L’ŒUVRE INVISIBLE
Alexandre Trannoy. Le nom de ce réalisateur ne vous dit rien ? C’est normal : malgré trente ans de projets et de tournages avec Jean Rochefort, Anouk Aimée ou Lino Ventura, Trannoy n’a jamais réussi à terminer le moindre film… Enquête haletante sur un rêveur sublime.
Critique du film
Voici un bien étrange documentaire… Avril Tembouret et Vladimir Rodionov se sont penchés sur l’histoire d’Alexandre Trannoy, réalisateur français n’ayant, pour ainsi dire, rien réalisé d’achevé. Et pourtant, il aurait été en activité plus de trente ans, tentant de monter et de faire produire des projets cinématographiques avec Jean Rochefort, Anouk Aimée ou Lino Ventura, pour ne citer qu’elleux. Alexandre Trannoy, sorte de Don Quichotte du cinéma, restait inconnu du grand public, et même des cinéphiles avertis. C’est Jean Rochefort qui souffla l’idée de lui rendre, en quelque sorte, hommage — ou en tout cas de le faire connaître. Alexandre Trannoy poursuivait son rêve de faire des films avec la même obsession que le capitaine Achab poursuivait Moby Dick.
Que s’est-il passé pour que cet homme, a priori actif, convaincant et débrouillard, n’arrive jamais à finaliser un projet ? L’homme serait même allé, alors qu’il était figurant sur le film de Federico Fellini, La Strada, jusqu’à voler de la pellicule sur ce tournage pour pouvoir filmer l’un de ses projets.
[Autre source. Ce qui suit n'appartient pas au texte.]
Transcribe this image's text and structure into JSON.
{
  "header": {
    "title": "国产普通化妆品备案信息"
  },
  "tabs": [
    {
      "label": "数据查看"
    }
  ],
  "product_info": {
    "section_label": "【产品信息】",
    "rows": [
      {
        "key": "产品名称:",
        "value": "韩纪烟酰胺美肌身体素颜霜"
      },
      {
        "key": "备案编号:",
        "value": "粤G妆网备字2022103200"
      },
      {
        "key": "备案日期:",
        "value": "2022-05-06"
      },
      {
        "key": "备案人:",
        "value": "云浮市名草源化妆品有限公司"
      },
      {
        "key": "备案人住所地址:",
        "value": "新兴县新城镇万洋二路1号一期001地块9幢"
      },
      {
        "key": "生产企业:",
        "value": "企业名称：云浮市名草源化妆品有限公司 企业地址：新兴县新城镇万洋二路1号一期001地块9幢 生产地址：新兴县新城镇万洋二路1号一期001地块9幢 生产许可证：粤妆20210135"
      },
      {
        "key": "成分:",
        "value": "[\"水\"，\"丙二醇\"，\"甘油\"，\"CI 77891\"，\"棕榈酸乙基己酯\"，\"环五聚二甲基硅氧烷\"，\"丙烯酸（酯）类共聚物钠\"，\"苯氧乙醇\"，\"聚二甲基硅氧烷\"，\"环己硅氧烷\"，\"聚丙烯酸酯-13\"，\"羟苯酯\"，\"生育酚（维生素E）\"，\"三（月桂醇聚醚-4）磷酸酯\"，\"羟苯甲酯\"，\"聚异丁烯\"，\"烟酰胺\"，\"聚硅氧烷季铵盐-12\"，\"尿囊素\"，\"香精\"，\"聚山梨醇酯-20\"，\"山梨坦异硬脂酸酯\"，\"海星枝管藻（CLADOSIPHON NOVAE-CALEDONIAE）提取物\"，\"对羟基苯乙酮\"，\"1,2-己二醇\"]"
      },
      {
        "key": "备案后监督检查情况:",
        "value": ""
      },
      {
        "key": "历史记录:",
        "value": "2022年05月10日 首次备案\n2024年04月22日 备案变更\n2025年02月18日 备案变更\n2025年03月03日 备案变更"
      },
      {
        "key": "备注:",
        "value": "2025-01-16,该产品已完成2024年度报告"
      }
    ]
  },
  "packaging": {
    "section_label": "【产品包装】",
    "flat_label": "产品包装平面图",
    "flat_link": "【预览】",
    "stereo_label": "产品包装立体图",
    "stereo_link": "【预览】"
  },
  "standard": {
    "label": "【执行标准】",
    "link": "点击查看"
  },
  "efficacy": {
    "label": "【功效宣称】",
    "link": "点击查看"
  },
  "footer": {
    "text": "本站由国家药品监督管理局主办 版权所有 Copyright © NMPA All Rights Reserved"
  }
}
Jean-Claude Carrière, Jacques Perrin également se souviennent de lui. Mais nous, nous ne le connaissions pas — jusqu’à ce film, ou plutôt cet objet filmique non identifié.

L’Œuvre invisible intrigue, déroute, rend même soupçonneux : s’agit-il d’un documentaire ou d’un documenteur ? Ne serait-ce pas un canular ? Un poisson d’avril… d’Avril Tembouret ? Quelque chose sonne étrangement faux, sans qu’on sache dire quoi. Et pourtant, les témoignages sont bien là, ceux de personnalités éminentes du cinéma français. Alors, on doute, on s’interroge. Ce projet de retracer la vie et la carrière ratée d’Alexandre Trannoy a lui-même été contrarié à plusieurs reprises et n’a pu aboutir qu’à force de patience et de ténacité. Mettre en doute la véracité du récit ne serait-ce pas, finalement, contribuer à perpétuer la malédiction Trannoy ?
Mais tout le charme de cette histoire, au fond, c’est le rêve. Celui d’Alexandre Trannoy, raconté avec simplicité et respect, malgré les dérives de cet homme au bagout impressionnant, flirtant peut-être avec la mythomanie ou l’escroquerie. Le rêve, carburant de l’art — et du cinéma en particulier — c’est aussi le nôtre. Croire en cette histoire, comme Trannoy croyait en ses projets, comme ses interlocuteurs croyaient en lui.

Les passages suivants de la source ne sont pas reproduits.